Er zijn tal van maatregelen om insleep van de infectie zo laag mogelijk te houden. Verstrek laarzen aan bezoekers, en laat alleen ontsmette en gereinigde aanhangers in de weide toe. Pas op met gezamenlijk gebruik van een veewagen. Regelmatig bekappen van de klauwtjes (2x per jaar). Direct na het aflammeren is een goed moment om te bekappen. Nieuw aangekochte dieren zoals rammen 2 weken apart houden, bekappen, in een voetbad zetten en antibiotica inspuiten. Pas als zeker is dat zij vrij zijn, mogen ze bij de koppel.
Vaccinatie (Footvax 10, Schering Plough) behoort ook tot de preventieve maatregelen. De enting moet na de eerste keer na 4 tot 6 weken herhaald worden. Daarna jaarlijks voor de risicoperiode. De vaccinatie kan uitgevoerd worden bij dieren ouder dan 3 maanden. De enting wordt 6 cm achter het oor gegeven. Deze enting geeft regelmatig abcessen als entreactie.
Ook goede voeding, met voldoende mineralen die zorgen voor een harde klauw die meer weerstand biedt tegen de rotkreupelbacterie, werkt preventief. Het is mogelijk om op rotkreupelgevoeligheid te selecteren. Noteer bij welke schapen rotkreupel hardnekkig is of steeds terugkomt. Bij de steeds terugkerende gevallen kan opruimen nodig zijn in verband met een mogelijke erfelijke overgevoeligheid.
Behandeling
Een behandeling begint met het besnijden van de klauwtjes. Het losse en overtollige hoorn wegknippen en de klauw weer in model snijden. Bloedingen dienen tot het minimum te worden beperkt daar dat de kans op ontstekingen verhoogt. Het gereedschap dient tussendoor te worden ontsmet.
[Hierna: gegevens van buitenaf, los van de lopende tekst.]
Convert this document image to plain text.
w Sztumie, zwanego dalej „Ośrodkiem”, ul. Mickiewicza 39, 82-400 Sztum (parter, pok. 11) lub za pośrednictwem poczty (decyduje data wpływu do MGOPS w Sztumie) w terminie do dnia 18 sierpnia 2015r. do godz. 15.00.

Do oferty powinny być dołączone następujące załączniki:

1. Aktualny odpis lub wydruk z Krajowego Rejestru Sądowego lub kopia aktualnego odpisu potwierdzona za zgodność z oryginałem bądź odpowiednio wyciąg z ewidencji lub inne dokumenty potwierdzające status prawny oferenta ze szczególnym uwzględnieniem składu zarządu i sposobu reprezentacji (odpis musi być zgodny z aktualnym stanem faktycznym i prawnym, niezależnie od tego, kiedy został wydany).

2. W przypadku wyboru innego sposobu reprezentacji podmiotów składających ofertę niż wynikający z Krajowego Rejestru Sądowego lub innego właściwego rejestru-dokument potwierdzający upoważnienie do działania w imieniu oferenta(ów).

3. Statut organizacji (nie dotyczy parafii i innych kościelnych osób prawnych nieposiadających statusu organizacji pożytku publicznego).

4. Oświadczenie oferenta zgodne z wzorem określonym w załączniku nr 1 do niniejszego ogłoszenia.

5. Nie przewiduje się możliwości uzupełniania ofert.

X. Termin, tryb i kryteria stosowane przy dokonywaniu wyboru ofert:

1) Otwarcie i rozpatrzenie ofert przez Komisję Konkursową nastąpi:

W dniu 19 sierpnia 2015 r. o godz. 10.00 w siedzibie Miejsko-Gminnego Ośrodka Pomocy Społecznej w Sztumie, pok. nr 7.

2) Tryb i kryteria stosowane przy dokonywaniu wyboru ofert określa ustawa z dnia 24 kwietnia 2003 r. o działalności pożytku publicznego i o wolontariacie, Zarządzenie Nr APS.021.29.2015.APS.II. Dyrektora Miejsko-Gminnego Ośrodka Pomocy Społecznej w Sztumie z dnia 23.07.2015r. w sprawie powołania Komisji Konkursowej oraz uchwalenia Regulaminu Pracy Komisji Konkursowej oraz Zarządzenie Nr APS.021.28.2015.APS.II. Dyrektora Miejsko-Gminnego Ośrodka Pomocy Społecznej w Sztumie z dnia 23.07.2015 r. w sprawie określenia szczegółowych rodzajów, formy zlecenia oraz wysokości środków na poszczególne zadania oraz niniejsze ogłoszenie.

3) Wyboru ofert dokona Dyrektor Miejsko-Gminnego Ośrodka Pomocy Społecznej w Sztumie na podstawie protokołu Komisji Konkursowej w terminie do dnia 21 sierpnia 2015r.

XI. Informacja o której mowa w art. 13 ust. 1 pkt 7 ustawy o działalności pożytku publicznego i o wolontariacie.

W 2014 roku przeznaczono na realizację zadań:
Het weggesneden hoornmateriaal dient zorgvuldig te worden opgeruimd omdat hierin de rotkreupelbacterie enkele weken kan overleven. Na het besnijden wordt er antibioticumspray op de aangetaste hoorndelen gespoten.
In erge gevallen en indien de hele stapel is aangetast, kan men ook een algehele antibioticumtherapie geven (intramusculaire toediening).
Ook voetbaden behoren tot de therapie. In het verleden werden voornamelijk producten als zink- of kopersulfaat of formaline in het voetbad aangewend. Tegenwoordig verkiest men meer milieuvriendelijke producten zoals ‘Footprotect schaap’ op basis van etherische oliën en plantenextracten. Na het voetbad dienen de klauwen op een betonplaat op te drogen. Breng vervolgens de schapen in een schone weide waar minimum gedurende 2 weken geen schapen hebben gelopen.